On April 30th, 2015, I came home from a long day out to find that she was ill — paralyzed in her hind legs, in fact. At her age, I knew what was likely happening, and by 1 a.m. that morning of May 1st, I stopped her suffering and let her go. I had promised her no tests, or procedures, just relief. And with good advice from our vet, I offered her that. Yes, she was nearly twenty years old, most of which she spent with me, adoring me loyally over all other people.

I was crushed for most of 2015 (I had two other deaths that year, one a family member), and six weeks after her death, I started a YouTube channel. So, I was distracted, and busy. My guides said ‘November’ for another cat, and with some complaining and resistance, I obliged. But by golly the new kitty could not look like Shelby.

I volunteered at the local humane society that year and had already met Mazie but she looked like Shelby, so I wrote her off. When late November arrived, I went to the pet store where the humane society farmed out cats to be adopted. There were four there that day. One was white and she hissed at me and wouldn’t come near me. One was tuxedo and he threw up when I opened the cage. Another was black and she scratched me. That left ‘Augustine’, the outrageous name my friend at the humane society gave her (he was good at finding names). I picked her up and she cuddled into my neck, and despite her similarities to Shelby, I brought her home. She was lighter in color, and leaner, and longer, anyway, and she seemed to love me instantly.

Augustine was five years old. I brought her home and she went straight to the food bowl and then the litter box, and then got up on my bed. Shelby had not lived in that home, so that wasn’t the issue. Then, she lay down next to me and slept for three days. She had no adjustment period whatsoever and during that three days, she did nearly exactly what Shelby did. She crawled under the covers and curled into my stomach several times. She lay next to me in bed and didn’t budge but to eat and go to her box. And finally, she’d grab my robe or sweater when I went to get up, extending her claws so that I couldn’t move without dragging her off the bed or ruining my clothes. And, she’d share a ‘look’, like she was teasing me, and it made me laugh. Shelby did all of these things, regularly — and that look. I was in awe, as if my little princess had come back to me. The grief I’d felt for months lifted, finally. I dreamed that I had three cats, and Shelby was among them.

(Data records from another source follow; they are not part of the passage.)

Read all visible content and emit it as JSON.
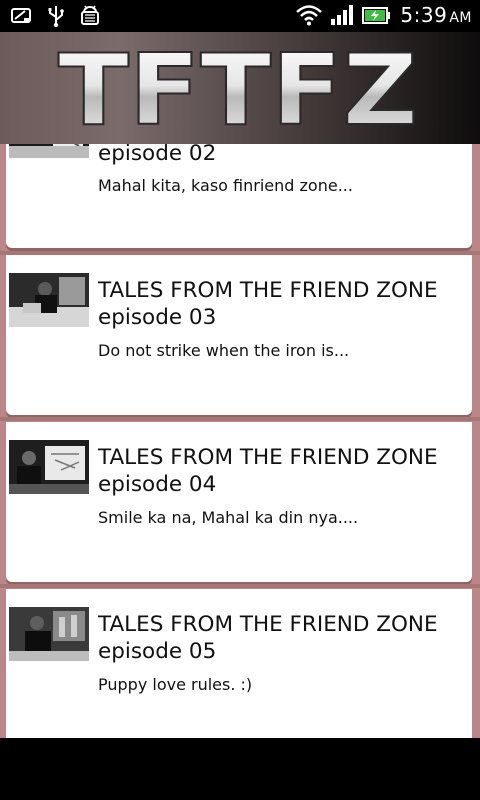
{
  "status_bar": {
    "time": "5:39",
    "ampm": "AM",
    "icons": [
      "usb-debug-icon",
      "usb-icon",
      "android-icon",
      "wifi-icon",
      "signal-icon",
      "battery-charging-icon"
    ]
  },
  "header": {
    "logo_text": "TFTFZ"
  },
  "episodes": [
    {
      "title_line1": "",
      "title_line2": "episode 02",
      "description": "Mahal kita, kaso finriend zone..."
    },
    {
      "title_line1": "TALES FROM THE FRIEND ZONE",
      "title_line2": "episode 03",
      "description": "Do not strike when the iron is..."
    },
    {
      "title_line1": "TALES FROM THE FRIEND ZONE",
      "title_line2": "episode 04",
      "description": "Smile ka na, Mahal ka din nya...."
    },
    {
      "title_line1": "TALES FROM THE FRIEND ZONE",
      "title_line2": "episode 05",
      "description": "Puppy love rules. :)"
    }
  ],
  "colors": {
    "accent": "#b98787",
    "card": "#ffffff",
    "bar": "#000000"
  }
}
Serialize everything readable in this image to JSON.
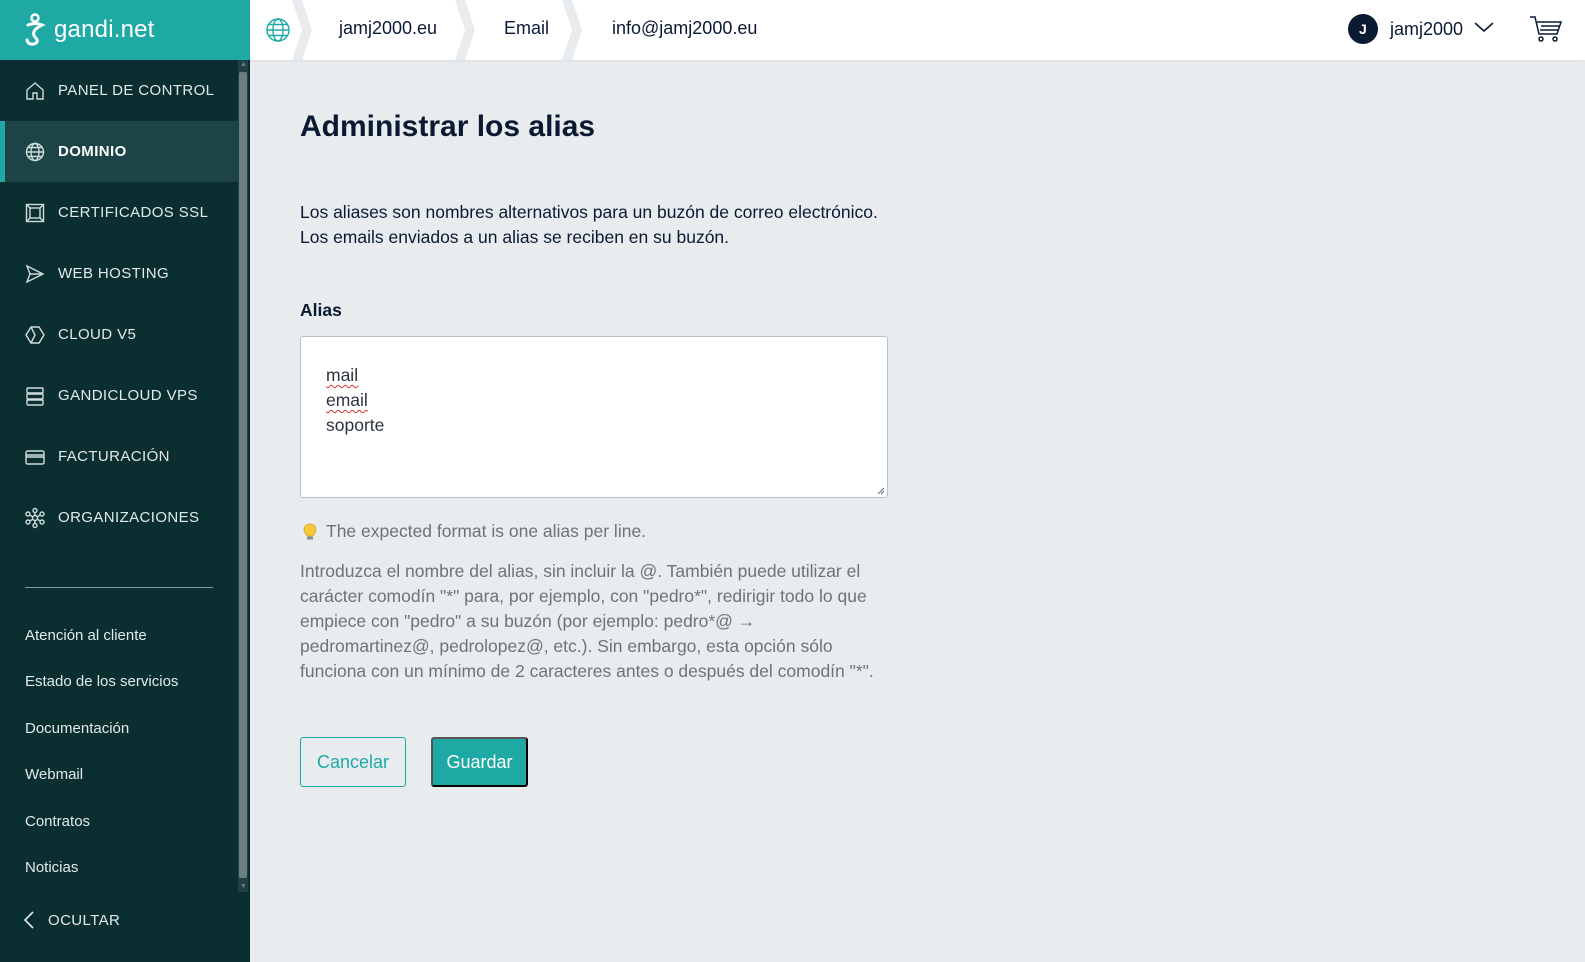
{
  "brand": {
    "logo_text": "gandi.net",
    "accent": "#1ea9a5",
    "sidebar_bg": "#0b2f30"
  },
  "breadcrumb": [
    "jamj2000.eu",
    "Email",
    "info@jamj2000.eu"
  ],
  "user": {
    "initial": "J",
    "name": "jamj2000"
  },
  "sidebar": {
    "items": [
      {
        "label": "PANEL DE CONTROL",
        "icon": "home-icon"
      },
      {
        "label": "DOMINIO",
        "icon": "globe-icon",
        "active": true
      },
      {
        "label": "CERTIFICADOS SSL",
        "icon": "certificate-icon"
      },
      {
        "label": "WEB HOSTING",
        "icon": "paper-plane-icon"
      },
      {
        "label": "CLOUD V5",
        "icon": "hexagon-icon"
      },
      {
        "label": "GANDICLOUD VPS",
        "icon": "server-stack-icon"
      },
      {
        "label": "FACTURACIÓN",
        "icon": "credit-card-icon"
      },
      {
        "label": "ORGANIZACIONES",
        "icon": "network-icon"
      }
    ],
    "links": [
      "Atención al cliente",
      "Estado de los servicios",
      "Documentación",
      "Webmail",
      "Contratos",
      "Noticias"
    ],
    "hide_label": "OCULTAR"
  },
  "main": {
    "title": "Administrar los alias",
    "description": "Los aliases son nombres alternativos para un buzón de correo electrónico. Los emails enviados a un alias se reciben en su buzón.",
    "alias_label": "Alias",
    "aliases": [
      "mail",
      "email",
      "soporte"
    ],
    "hint": "The expected format is one alias per line.",
    "help": "Introduzca el nombre del alias, sin incluir la @. También puede utilizar el carácter comodín \"*\" para, por ejemplo, con \"pedro*\", redirigir todo lo que empiece con \"pedro\" a su buzón (por ejemplo: pedro*@ → pedromartinez@, pedrolopez@, etc.). Sin embargo, esta opción sólo funciona con un mínimo de 2 caracteres antes o después del comodín \"*\".",
    "cancel_label": "Cancelar",
    "save_label": "Guardar"
  }
}
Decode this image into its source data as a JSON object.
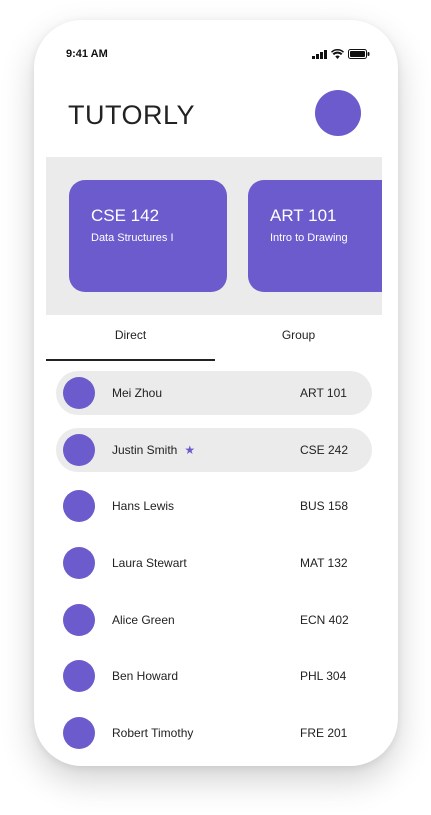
{
  "status_bar": {
    "time": "9:41 AM"
  },
  "header": {
    "brand": "TUTORLY"
  },
  "courses": [
    {
      "code": "CSE 142",
      "name": "Data Structures I"
    },
    {
      "code": "ART 101",
      "name": "Intro to Drawing"
    }
  ],
  "tabs": [
    {
      "label": "Direct",
      "selected": true
    },
    {
      "label": "Group",
      "selected": false
    }
  ],
  "contacts": [
    {
      "name": "Mei Zhou",
      "course": "ART 101",
      "highlighted": true,
      "starred": false
    },
    {
      "name": "Justin Smith",
      "course": "CSE 242",
      "highlighted": true,
      "starred": true
    },
    {
      "name": "Hans Lewis",
      "course": "BUS 158",
      "highlighted": false,
      "starred": false
    },
    {
      "name": "Laura Stewart",
      "course": "MAT 132",
      "highlighted": false,
      "starred": false
    },
    {
      "name": "Alice Green",
      "course": "ECN 402",
      "highlighted": false,
      "starred": false
    },
    {
      "name": "Ben Howard",
      "course": "PHL 304",
      "highlighted": false,
      "starred": false
    },
    {
      "name": "Robert Timothy",
      "course": "FRE 201",
      "highlighted": false,
      "starred": false
    }
  ],
  "colors": {
    "accent": "#6b5bcc",
    "strip_background": "#ebebeb",
    "text": "#222222"
  },
  "icons": {
    "signal": "signal-icon",
    "wifi": "wifi-icon",
    "battery": "battery-icon",
    "star": "star-icon"
  }
}
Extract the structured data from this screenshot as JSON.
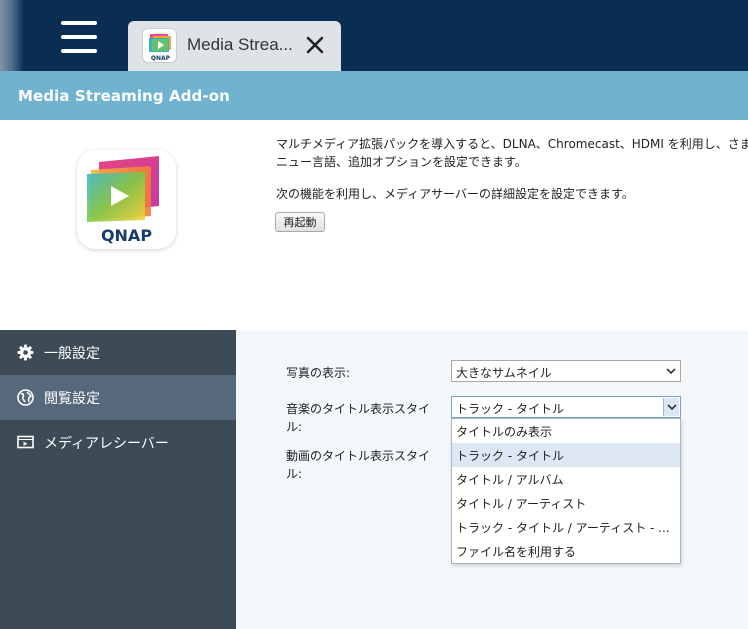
{
  "window": {
    "tab_title": "Media Strea...",
    "tab_icon": "qnap-media-streaming-icon",
    "close_icon": "close-icon",
    "menu_icon": "hamburger-menu-icon"
  },
  "header": {
    "title": "Media Streaming Add-on"
  },
  "info": {
    "logo_text": "QNAP",
    "description_line1": "マルチメディア拡張パックを導入すると、DLNA、Chromecast、HDMI を利用し、さま",
    "description_line2": "ニュー言語、追加オプションを設定できます。",
    "description_line3": "次の機能を利用し、メディアサーバーの詳細設定を設定できます。",
    "restart_label": "再起動"
  },
  "sidebar": {
    "items": [
      {
        "label": "一般設定",
        "icon": "gear-icon",
        "active": false
      },
      {
        "label": "閲覧設定",
        "icon": "globe-icon",
        "active": true
      },
      {
        "label": "メディアレシーバー",
        "icon": "media-receiver-icon",
        "active": false
      }
    ]
  },
  "form": {
    "photo_label": "写真の表示:",
    "photo_value": "大きなサムネイル",
    "music_label_line1": "音楽のタイトル表示スタイ",
    "music_label_line2": "ル:",
    "music_value": "トラック - タイトル",
    "video_label_line1": "動画のタイトル表示スタイ",
    "video_label_line2": "ル:"
  },
  "dropdown": {
    "options": [
      "タイトルのみ表示",
      "トラック - タイトル",
      "タイトル / アルバム",
      "タイトル / アーティスト",
      "トラック - タイトル / アーティスト - ...",
      "ファイル名を利用する"
    ],
    "highlighted_index": 1
  },
  "colors": {
    "topbar": "#0a2d53",
    "header": "#6fb3d1",
    "sidebar": "#3c4b55",
    "sidebar_active": "#56697a",
    "content_bg": "#f4f7fa"
  }
}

I named her Mazie for being so amazing. But I was concerned when on the fourth day, she was still very lethargic for a cat her age. So we went to my trusted vet. I had noticed a large mat on the underside of her front, left leg, and thought it strange. So, I mentioned it and asked them to check it out. When they returned her to me, the vet tech showed me the one-inch cactus needle that was embedded under that mat, and it had been there at least three months as I knew her from the shelter. Mazie was very sick, likely with infection. That cactus needle, was nearly, exactly where the emergency vet had placed the needle to put Shelby down.

Antibiotic in hand, Mazie settled in and showed me a far different personality as she healed, hardly like Shelby. She did none of the things that she showed me those first three days. She is very different, and she’s adorable. She runs constantly. She doesn’t allow me to pick her up often. She sleeps away from me most nights. But every now and then, I get that look, that cuddle under the covers, and that extended claw in my robe or sweater, just every now and then.